Aya rolled his lavender eyes and muttered, “Bite me.”
And he thought he had this all figured out. He groaned inwardly. He had come up to the roof for some proof to the little theory he's got in his head. And he thought shocking Yohji would make the older man confess the truth readily than otherwise. But he was wrong, oh was he wrong. Now what he got is some crazy confessions of a case of mistaken specie, conspiracy theories and snowballing facts. He only thought Yohji would have picked up the fact that the manner of death of the four bodies were akin to that of the last victim of Jeumans, and maybe the older man knew something else he didn't. It's not as if he could just take Yohji's story at face value. It's not as if he's seen the dried blood that Yohji recounted. So they're extremely coincidental, that happens… well maybe not. Well, there was that mess in Yohji's room the other Saturday… surely the blond is strong, but not that strong. And that had evidences. Aya rubbed his left temple as he felt the oncoming headache he's sure to have from all these. Okay, sure, he had his suspicions, and that gut feeling he'd been avoiding that somehow told him Yohji would also know of his nightly unwelcome visitor. Something tells him this all ties up together. But that doesn't give credit to this cock and bull story…
…does it?
This whole chap is just by way of an explanation. This is where the fic all goes downhill.
Bela Lugosi--- the quintessential Dracula actor.
The Incredible Hulk--- you know, the Marvel comics' answer to the Green Giant mascot (hehe, just a joke, no offense to The Hulk fans out there).
Lycanthropy--- uh, you can look this one up. I mean, it's lore. It'd be a bit heavy to explain.
Peasant vs. Romantic Notion of the Vampire--- got that from a book I used for research on this fic. Yeah, I mean, compare the European folk tales (before the novel Dracula) to Anne Rice's vampires. Worlds apart.
Stoker's Dracula as sexual metaphor--- got that in another book. Well, he did get away with all these amorous trysts with women during the repressed Victorian era setting. I mean, what else would he stand for?

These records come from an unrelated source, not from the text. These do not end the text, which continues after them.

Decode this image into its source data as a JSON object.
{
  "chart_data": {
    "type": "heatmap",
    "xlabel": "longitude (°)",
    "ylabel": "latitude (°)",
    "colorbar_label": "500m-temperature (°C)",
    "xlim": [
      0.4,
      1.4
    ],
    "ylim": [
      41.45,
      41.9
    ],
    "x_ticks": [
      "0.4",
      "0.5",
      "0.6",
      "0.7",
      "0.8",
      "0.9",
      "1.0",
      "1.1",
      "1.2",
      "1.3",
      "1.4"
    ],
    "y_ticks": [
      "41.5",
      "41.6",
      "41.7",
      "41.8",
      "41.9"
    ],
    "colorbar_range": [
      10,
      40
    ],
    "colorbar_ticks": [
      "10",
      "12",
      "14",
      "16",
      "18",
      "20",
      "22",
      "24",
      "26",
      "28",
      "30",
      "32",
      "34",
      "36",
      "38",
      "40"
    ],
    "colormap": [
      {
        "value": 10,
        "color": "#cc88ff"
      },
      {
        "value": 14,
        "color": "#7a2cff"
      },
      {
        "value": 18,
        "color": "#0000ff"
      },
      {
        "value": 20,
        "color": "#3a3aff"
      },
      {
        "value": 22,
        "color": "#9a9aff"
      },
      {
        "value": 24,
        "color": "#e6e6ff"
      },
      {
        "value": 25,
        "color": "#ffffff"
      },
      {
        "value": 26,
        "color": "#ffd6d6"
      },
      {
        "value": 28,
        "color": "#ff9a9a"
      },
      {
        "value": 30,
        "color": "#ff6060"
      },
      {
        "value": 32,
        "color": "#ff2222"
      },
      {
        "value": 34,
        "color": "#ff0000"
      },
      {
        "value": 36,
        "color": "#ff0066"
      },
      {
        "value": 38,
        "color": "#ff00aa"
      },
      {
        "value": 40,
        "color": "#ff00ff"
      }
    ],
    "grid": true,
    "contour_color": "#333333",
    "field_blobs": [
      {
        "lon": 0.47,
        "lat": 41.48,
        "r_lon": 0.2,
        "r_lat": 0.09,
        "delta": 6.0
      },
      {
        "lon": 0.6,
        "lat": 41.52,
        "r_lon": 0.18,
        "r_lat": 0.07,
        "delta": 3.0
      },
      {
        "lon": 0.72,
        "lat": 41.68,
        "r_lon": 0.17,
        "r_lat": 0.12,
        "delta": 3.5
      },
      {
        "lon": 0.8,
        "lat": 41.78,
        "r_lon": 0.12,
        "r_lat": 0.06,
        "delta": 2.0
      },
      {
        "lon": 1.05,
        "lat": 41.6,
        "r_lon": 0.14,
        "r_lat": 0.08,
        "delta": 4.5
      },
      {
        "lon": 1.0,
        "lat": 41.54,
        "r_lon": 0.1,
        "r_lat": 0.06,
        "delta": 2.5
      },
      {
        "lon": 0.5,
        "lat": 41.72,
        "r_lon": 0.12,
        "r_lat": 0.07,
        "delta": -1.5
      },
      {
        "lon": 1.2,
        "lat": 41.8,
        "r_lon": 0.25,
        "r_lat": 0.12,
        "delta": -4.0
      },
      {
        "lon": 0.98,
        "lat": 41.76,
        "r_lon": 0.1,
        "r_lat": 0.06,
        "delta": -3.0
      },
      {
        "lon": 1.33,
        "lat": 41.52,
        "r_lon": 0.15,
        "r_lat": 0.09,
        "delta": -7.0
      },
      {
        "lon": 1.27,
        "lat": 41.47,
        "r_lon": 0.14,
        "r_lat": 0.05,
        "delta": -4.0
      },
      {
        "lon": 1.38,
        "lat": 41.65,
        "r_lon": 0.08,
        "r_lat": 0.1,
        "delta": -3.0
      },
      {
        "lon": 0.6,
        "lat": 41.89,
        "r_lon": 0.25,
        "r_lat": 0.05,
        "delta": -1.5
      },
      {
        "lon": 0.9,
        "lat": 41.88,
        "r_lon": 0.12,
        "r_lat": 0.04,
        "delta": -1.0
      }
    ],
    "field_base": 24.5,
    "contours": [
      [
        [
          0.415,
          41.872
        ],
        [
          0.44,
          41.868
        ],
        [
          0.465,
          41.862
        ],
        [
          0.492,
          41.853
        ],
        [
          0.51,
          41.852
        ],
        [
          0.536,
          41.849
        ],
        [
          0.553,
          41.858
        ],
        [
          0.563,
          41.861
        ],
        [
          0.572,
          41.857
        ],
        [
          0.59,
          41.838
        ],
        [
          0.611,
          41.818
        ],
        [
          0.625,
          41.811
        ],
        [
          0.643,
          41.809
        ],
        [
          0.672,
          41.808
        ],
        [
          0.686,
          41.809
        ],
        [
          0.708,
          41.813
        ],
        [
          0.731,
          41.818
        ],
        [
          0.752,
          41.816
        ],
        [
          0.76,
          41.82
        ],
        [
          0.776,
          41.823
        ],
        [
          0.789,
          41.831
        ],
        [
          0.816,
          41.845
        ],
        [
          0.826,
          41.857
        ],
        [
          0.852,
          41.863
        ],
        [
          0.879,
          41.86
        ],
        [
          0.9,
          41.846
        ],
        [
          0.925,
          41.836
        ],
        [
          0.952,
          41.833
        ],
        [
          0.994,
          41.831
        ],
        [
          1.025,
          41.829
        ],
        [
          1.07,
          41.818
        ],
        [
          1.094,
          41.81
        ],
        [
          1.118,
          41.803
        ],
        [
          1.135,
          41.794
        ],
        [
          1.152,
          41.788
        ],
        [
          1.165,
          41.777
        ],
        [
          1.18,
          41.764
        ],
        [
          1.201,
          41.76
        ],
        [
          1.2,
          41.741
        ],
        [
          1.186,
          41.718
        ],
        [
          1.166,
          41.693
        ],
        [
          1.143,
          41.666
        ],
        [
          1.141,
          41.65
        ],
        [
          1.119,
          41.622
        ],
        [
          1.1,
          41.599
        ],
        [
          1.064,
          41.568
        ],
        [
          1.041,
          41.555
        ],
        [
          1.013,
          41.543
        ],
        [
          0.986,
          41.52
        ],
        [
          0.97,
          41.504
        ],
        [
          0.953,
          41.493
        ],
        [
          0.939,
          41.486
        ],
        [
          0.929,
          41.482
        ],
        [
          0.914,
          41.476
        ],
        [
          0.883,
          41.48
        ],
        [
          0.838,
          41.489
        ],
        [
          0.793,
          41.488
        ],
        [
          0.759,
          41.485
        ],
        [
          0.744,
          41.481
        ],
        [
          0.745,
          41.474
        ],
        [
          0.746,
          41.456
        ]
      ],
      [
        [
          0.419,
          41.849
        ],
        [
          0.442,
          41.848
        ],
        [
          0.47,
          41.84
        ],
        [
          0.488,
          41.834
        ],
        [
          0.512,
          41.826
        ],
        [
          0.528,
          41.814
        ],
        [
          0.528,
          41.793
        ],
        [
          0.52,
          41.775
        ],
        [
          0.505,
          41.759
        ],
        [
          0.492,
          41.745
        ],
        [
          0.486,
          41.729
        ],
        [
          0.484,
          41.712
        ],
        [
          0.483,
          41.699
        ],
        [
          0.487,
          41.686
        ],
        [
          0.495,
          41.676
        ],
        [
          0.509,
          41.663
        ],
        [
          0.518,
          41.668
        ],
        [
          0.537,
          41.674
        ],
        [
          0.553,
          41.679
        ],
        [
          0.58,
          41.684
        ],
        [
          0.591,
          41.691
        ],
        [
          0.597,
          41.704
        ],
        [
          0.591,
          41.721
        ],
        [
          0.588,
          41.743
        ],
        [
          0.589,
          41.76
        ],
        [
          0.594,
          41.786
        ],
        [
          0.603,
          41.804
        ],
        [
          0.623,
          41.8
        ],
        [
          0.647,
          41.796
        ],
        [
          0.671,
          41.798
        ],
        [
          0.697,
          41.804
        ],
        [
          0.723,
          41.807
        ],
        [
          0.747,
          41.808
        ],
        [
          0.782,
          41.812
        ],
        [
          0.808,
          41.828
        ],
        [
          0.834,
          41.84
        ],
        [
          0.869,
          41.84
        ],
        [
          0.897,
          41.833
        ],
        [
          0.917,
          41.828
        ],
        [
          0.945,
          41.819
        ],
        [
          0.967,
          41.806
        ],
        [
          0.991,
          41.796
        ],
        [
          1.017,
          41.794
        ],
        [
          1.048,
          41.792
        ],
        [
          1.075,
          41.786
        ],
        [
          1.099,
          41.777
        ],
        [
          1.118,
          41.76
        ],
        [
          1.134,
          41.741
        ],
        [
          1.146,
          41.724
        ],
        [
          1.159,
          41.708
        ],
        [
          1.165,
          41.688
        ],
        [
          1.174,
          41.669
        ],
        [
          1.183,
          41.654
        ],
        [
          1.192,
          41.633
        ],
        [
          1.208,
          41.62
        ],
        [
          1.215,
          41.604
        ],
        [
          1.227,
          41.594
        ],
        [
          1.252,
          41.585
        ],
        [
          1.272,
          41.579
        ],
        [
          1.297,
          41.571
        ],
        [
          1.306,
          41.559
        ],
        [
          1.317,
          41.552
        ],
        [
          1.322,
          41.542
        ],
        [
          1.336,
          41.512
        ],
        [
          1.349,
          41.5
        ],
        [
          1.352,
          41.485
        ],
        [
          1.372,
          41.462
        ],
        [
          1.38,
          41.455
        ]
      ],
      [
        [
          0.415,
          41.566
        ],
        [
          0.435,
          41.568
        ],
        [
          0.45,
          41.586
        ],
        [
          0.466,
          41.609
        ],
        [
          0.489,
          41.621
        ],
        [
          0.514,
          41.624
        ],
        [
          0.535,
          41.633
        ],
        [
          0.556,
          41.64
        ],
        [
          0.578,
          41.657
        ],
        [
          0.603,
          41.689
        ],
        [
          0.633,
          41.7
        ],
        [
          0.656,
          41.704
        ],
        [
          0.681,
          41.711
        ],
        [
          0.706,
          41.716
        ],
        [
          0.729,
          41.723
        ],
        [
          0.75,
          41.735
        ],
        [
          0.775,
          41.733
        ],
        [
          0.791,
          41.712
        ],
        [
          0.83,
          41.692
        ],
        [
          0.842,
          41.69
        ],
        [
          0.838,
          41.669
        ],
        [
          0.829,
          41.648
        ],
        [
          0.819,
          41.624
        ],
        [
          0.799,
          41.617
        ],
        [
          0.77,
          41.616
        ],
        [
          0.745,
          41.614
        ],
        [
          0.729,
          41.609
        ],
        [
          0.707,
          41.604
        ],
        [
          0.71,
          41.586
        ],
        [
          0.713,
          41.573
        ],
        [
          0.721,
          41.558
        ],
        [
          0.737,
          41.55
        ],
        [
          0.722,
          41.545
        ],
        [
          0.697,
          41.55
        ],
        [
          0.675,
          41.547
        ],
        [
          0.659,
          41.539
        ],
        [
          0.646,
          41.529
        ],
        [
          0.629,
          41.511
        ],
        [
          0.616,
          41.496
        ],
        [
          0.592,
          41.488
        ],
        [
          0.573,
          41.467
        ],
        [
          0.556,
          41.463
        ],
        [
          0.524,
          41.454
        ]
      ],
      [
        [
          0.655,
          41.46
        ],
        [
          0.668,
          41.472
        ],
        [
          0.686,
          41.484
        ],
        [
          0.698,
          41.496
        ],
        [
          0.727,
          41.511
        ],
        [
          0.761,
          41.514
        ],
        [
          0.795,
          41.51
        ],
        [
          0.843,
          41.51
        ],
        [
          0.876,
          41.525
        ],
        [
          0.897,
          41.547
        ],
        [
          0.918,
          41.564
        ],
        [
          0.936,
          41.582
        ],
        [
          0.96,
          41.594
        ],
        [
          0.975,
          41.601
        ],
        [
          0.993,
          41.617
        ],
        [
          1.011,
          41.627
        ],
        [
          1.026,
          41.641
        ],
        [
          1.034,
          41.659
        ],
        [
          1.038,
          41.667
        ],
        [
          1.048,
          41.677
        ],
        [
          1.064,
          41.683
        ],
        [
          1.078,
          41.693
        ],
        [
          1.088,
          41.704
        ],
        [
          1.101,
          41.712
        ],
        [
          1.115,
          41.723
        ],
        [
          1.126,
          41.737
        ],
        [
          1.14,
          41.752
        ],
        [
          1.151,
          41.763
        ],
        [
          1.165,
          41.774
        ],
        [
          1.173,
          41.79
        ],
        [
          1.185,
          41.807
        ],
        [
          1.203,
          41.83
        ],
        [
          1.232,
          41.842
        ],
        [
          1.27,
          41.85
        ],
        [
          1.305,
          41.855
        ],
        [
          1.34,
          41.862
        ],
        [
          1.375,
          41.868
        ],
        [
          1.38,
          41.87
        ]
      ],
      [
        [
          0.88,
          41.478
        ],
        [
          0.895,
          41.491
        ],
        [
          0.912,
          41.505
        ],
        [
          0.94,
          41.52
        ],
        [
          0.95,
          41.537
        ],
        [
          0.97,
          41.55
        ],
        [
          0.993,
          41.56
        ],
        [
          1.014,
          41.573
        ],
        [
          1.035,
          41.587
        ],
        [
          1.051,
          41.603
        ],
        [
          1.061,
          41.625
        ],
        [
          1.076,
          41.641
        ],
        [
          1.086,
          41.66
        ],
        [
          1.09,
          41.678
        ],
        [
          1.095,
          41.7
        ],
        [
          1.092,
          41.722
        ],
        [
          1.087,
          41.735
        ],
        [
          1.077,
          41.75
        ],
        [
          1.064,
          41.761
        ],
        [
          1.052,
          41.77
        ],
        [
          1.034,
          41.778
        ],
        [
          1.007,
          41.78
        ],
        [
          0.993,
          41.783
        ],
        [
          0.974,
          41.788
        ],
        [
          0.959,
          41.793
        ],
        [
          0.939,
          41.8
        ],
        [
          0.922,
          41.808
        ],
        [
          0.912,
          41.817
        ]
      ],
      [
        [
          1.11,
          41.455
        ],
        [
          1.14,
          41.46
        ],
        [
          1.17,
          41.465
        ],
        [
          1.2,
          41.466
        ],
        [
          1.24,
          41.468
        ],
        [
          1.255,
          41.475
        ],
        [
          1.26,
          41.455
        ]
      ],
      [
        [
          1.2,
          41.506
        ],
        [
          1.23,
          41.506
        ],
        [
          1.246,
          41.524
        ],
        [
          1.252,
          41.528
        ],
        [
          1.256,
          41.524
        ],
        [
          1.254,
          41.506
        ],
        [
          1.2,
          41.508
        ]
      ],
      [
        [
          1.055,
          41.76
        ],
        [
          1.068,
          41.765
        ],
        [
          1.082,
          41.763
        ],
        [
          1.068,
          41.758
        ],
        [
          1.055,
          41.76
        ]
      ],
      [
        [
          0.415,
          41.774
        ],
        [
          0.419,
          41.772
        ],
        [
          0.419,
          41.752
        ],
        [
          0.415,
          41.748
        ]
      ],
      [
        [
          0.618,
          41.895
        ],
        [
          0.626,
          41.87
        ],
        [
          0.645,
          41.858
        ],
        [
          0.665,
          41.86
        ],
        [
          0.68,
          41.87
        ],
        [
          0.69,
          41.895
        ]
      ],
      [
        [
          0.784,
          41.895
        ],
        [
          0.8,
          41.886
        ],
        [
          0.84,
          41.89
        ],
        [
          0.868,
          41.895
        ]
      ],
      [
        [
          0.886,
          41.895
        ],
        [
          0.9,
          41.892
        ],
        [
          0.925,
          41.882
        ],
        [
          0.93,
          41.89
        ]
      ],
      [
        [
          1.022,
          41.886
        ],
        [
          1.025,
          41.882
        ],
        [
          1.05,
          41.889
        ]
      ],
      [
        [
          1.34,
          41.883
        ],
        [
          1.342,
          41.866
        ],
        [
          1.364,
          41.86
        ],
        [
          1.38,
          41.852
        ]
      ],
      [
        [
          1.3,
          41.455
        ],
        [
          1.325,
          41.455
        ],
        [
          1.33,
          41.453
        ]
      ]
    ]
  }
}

Bram Stoker--- the Irish writer famous for the novel “Dracula” which spawned a whole new genre in fiction.
One flew over the cuckoo's nest- is a rhyme, and is a title of a Jack Nicholson movie and maybe a novel or something.
Well, Asia has it's fair share of vampires, bloodsuckers, and nightly undead, but in folktales they differ greatly from the now universally accepted notion of the Vampire- which has European origins (somewhere near Russia, or a place that has been once part of Imperial Russia, at least), popularized by a terrible Transylvanian (well, so they say) ruler (that's Vlad the Impaler), then by a novel based on Vlad, carried to America, standardized by Bela Lugosi as some cloak-clad Count that has that obscure, eastern European accent. That's where Aya's having a difficulty, just which vampire type did Yohji thinks he became? Is he: Asian folktale-ish, peasant, American movie type, Dracula stereotype or romantic, gothic kind? I ask that same question myself.
Yes, I know, this chapter sucks. Not a pun.